My HR team’s schedule is packed, and so is my agenda as head of recruitment. The plethora of job boards, HR web sites, recruitment agencies and headhunting firms continues to explode. How can I structure my recruitment campaign and find the right profiles? A recent APEC study caught my attention. It mentioned “cooptation”, a network-based recruitment system in which members, called “coopters”, are financially rewarded for recommending successful candidates.
APEC’s “Sourcing Managers 2013” study indicates that today, more than ever, a multi-channel approach to job postings is a necessity.
Two particular methods of sourcing, however, have shown strong gains since 2011: recruitment networks and cooptation. These two methods alone represent 30% of candidates recruited today.
Recommendations are a key asset.
Jobvite’s Social Recruiting Survey 2013, which involved 1600 recruitment and HR professionals in the USA, confirmed the APEC results as a real trend.

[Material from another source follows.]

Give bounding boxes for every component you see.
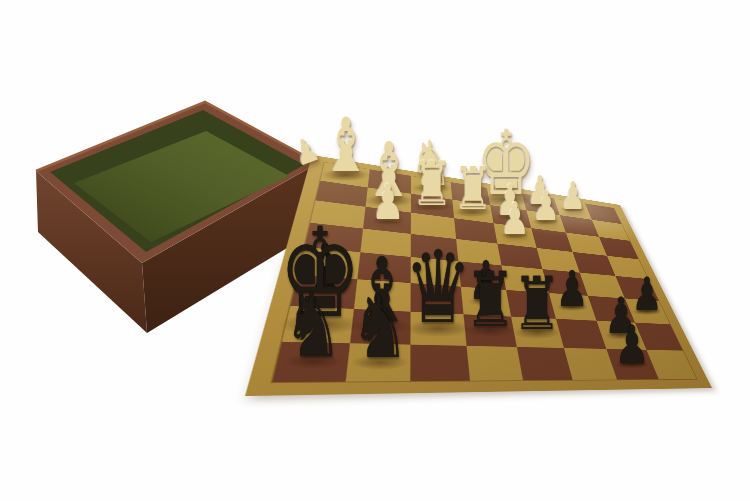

The three channels on which recruiters declared investing the most in 2013:
- Social networks (73%)
- Recommendations (62%)
- Their career site (61%)
Some 64% of recruiters said their top candidates came from recommendations. The recommended candidates were also hired more quickly (29 days for a recommended candidate, 39 days for a candidate from a job board, 45 days for a candidate that posted via a career site) and remained longer at the company (43% stayed longer than three years, compared with 14% for candidates from job boards).
Some 68% of the companies offered compensation for recommendations, such as a bonus or other form of remuneration.

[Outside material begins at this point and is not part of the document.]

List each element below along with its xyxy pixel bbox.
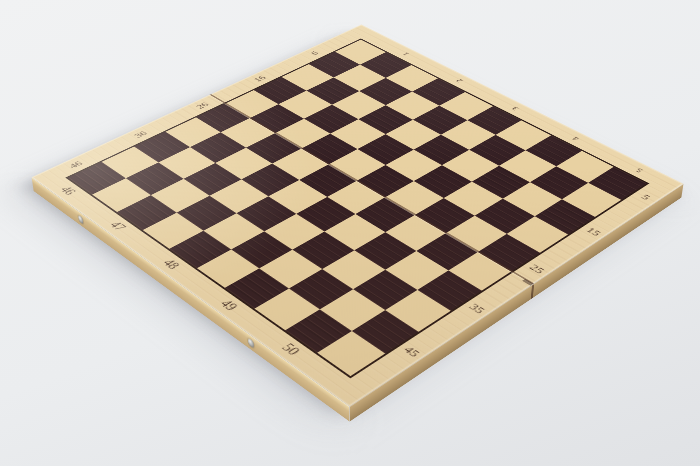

“The first characteristic of a good coopter is not to be a bonus hunter but rather a distributor of opportunities. The recommendation bonus, called a “keyprime” at Keycoopt, rewards the coopter when their candidate is recruited, but it is only there to highlight the collaborative model of this approach. It is an important lever but cannot in itself be the driving force,” says Keycoopt’s Nicolas Crestel.

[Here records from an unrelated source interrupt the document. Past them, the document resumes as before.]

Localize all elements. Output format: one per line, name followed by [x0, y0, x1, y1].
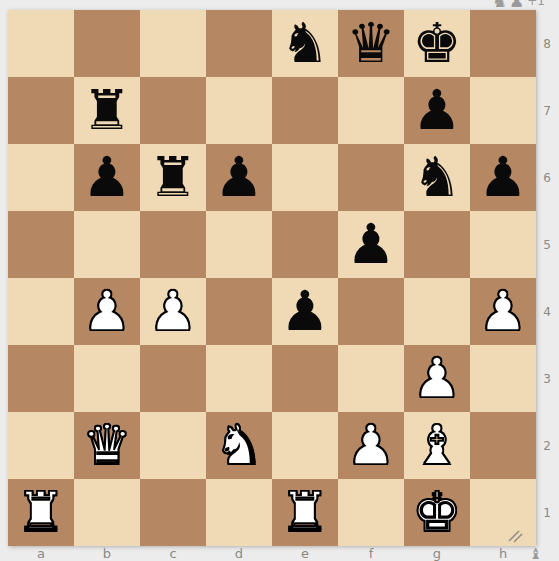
piece-white-rook[interactable]: ♜: [16, 485, 65, 540]
square-a3[interactable]: [8, 345, 74, 412]
square-f2[interactable]: ♟: [338, 412, 404, 479]
square-d7[interactable]: [206, 77, 272, 144]
square-b5[interactable]: [74, 211, 140, 278]
piece-black-pawn[interactable]: ♟: [412, 83, 461, 138]
square-b4[interactable]: ♟: [74, 278, 140, 345]
file-label-b: b: [74, 547, 140, 561]
square-b3[interactable]: [74, 345, 140, 412]
file-label-g: g: [404, 547, 470, 561]
piece-white-pawn[interactable]: ♟: [412, 351, 461, 406]
file-label-a: a: [8, 547, 74, 561]
rank-label-3: 3: [538, 372, 556, 386]
file-label-f: f: [338, 547, 404, 561]
square-b6[interactable]: ♟: [74, 144, 140, 211]
square-f7[interactable]: [338, 77, 404, 144]
square-e4[interactable]: ♟: [272, 278, 338, 345]
rank-label-1: 1: [538, 506, 556, 520]
square-c8[interactable]: [140, 10, 206, 77]
square-g7[interactable]: ♟: [404, 77, 470, 144]
square-f8[interactable]: ♛: [338, 10, 404, 77]
square-e7[interactable]: [272, 77, 338, 144]
square-h2[interactable]: [470, 412, 536, 479]
material-indicator-white: ♝: [527, 544, 542, 561]
rank-label-2: 2: [538, 439, 556, 453]
square-g3[interactable]: ♟: [404, 345, 470, 412]
square-c6[interactable]: ♜: [140, 144, 206, 211]
piece-white-rook[interactable]: ♜: [280, 485, 329, 540]
square-f1[interactable]: [338, 479, 404, 546]
square-h4[interactable]: ♟: [470, 278, 536, 345]
piece-black-queen[interactable]: ♛: [346, 16, 395, 71]
captured-bishop-icon: ♝: [529, 545, 542, 561]
piece-white-queen[interactable]: ♛: [82, 418, 131, 473]
square-b2[interactable]: ♛: [74, 412, 140, 479]
square-h5[interactable]: [470, 211, 536, 278]
piece-white-pawn[interactable]: ♟: [346, 418, 395, 473]
square-c2[interactable]: [140, 412, 206, 479]
chess-board[interactable]: ♞♛♚♜♟♟♜♟♞♟♟♟♟♟♟♟♛♞♟♝♜♜♚: [8, 10, 536, 546]
square-e6[interactable]: [272, 144, 338, 211]
square-a2[interactable]: [8, 412, 74, 479]
square-e8[interactable]: ♞: [272, 10, 338, 77]
square-g8[interactable]: ♚: [404, 10, 470, 77]
piece-black-knight[interactable]: ♞: [412, 150, 461, 205]
square-a8[interactable]: [8, 10, 74, 77]
square-d2[interactable]: ♞: [206, 412, 272, 479]
rank-label-6: 6: [538, 171, 556, 185]
square-d6[interactable]: ♟: [206, 144, 272, 211]
square-e2[interactable]: [272, 412, 338, 479]
square-a1[interactable]: ♜: [8, 479, 74, 546]
square-f3[interactable]: [338, 345, 404, 412]
square-d3[interactable]: [206, 345, 272, 412]
square-b8[interactable]: [74, 10, 140, 77]
piece-white-pawn[interactable]: ♟: [148, 284, 197, 339]
square-a4[interactable]: [8, 278, 74, 345]
square-c3[interactable]: [140, 345, 206, 412]
square-a7[interactable]: [8, 77, 74, 144]
file-label-d: d: [206, 547, 272, 561]
piece-black-king[interactable]: ♚: [412, 16, 461, 71]
piece-white-pawn[interactable]: ♟: [478, 284, 527, 339]
square-d4[interactable]: [206, 278, 272, 345]
captured-piece-icons: ♝: [527, 544, 542, 561]
square-d5[interactable]: [206, 211, 272, 278]
square-a6[interactable]: [8, 144, 74, 211]
board-resize-handle[interactable]: [505, 527, 525, 545]
piece-black-pawn[interactable]: ♟: [280, 284, 329, 339]
piece-black-pawn[interactable]: ♟: [82, 150, 131, 205]
square-d1[interactable]: [206, 479, 272, 546]
piece-black-pawn[interactable]: ♟: [346, 217, 395, 272]
square-c1[interactable]: [140, 479, 206, 546]
piece-black-rook[interactable]: ♜: [148, 150, 197, 205]
piece-white-knight[interactable]: ♞: [214, 418, 263, 473]
rank-label-5: 5: [538, 238, 556, 252]
file-label-c: c: [140, 547, 206, 561]
square-g6[interactable]: ♞: [404, 144, 470, 211]
chess-analysis-view: ♞♛♚♜♟♟♜♟♞♟♟♟♟♟♟♟♛♞♟♝♜♜♚ abcdefgh 8765432…: [0, 0, 559, 561]
square-g5[interactable]: [404, 211, 470, 278]
square-c5[interactable]: [140, 211, 206, 278]
square-h1[interactable]: [470, 479, 536, 546]
square-e1[interactable]: ♜: [272, 479, 338, 546]
piece-white-king[interactable]: ♚: [412, 485, 461, 540]
captured-knight-icon: ♞: [492, 0, 507, 11]
square-g4[interactable]: [404, 278, 470, 345]
piece-white-pawn[interactable]: ♟: [82, 284, 131, 339]
square-f6[interactable]: [338, 144, 404, 211]
captured-pawn-icon: ♟: [509, 0, 524, 11]
square-e3[interactable]: [272, 345, 338, 412]
material-score: +1: [527, 0, 545, 8]
square-h6[interactable]: ♟: [470, 144, 536, 211]
piece-white-bishop[interactable]: ♝: [412, 418, 461, 473]
square-b1[interactable]: [74, 479, 140, 546]
square-f5[interactable]: ♟: [338, 211, 404, 278]
square-b7[interactable]: ♜: [74, 77, 140, 144]
file-label-e: e: [272, 547, 338, 561]
square-h8[interactable]: [470, 10, 536, 77]
square-g2[interactable]: ♝: [404, 412, 470, 479]
square-h3[interactable]: [470, 345, 536, 412]
square-a5[interactable]: [8, 211, 74, 278]
square-d8[interactable]: [206, 10, 272, 77]
square-g1[interactable]: ♚: [404, 479, 470, 546]
rank-label-8: 8: [538, 37, 556, 51]
square-e5[interactable]: [272, 211, 338, 278]
rank-label-7: 7: [538, 104, 556, 118]
piece-black-knight[interactable]: ♞: [280, 16, 329, 71]
piece-black-rook[interactable]: ♜: [82, 83, 131, 138]
captured-piece-icons: ♞♟: [490, 0, 525, 11]
piece-black-pawn[interactable]: ♟: [214, 150, 263, 205]
square-f4[interactable]: [338, 278, 404, 345]
material-indicator-black: ♞♟+1: [490, 0, 545, 11]
square-c7[interactable]: [140, 77, 206, 144]
rank-label-4: 4: [538, 305, 556, 319]
square-h7[interactable]: [470, 77, 536, 144]
piece-black-pawn[interactable]: ♟: [478, 150, 527, 205]
square-c4[interactable]: ♟: [140, 278, 206, 345]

The difficult art of cooptation…
“A bad recommendation hurts both parties: first, the coopter, whose expertise suffers because of the failure to identify the right profile; then the cooptee, because a bad recommendation means a lot of wasted time. A good recommendation calls for an awareness of one’s network, as well as a bit of know-how and reflection,” adds Nicolas Crestel.
Such results incite me to develop my own sense of cooptation and take a greater interest in the top profiles in my network. … I’m writing that down in my HR plan for 2014!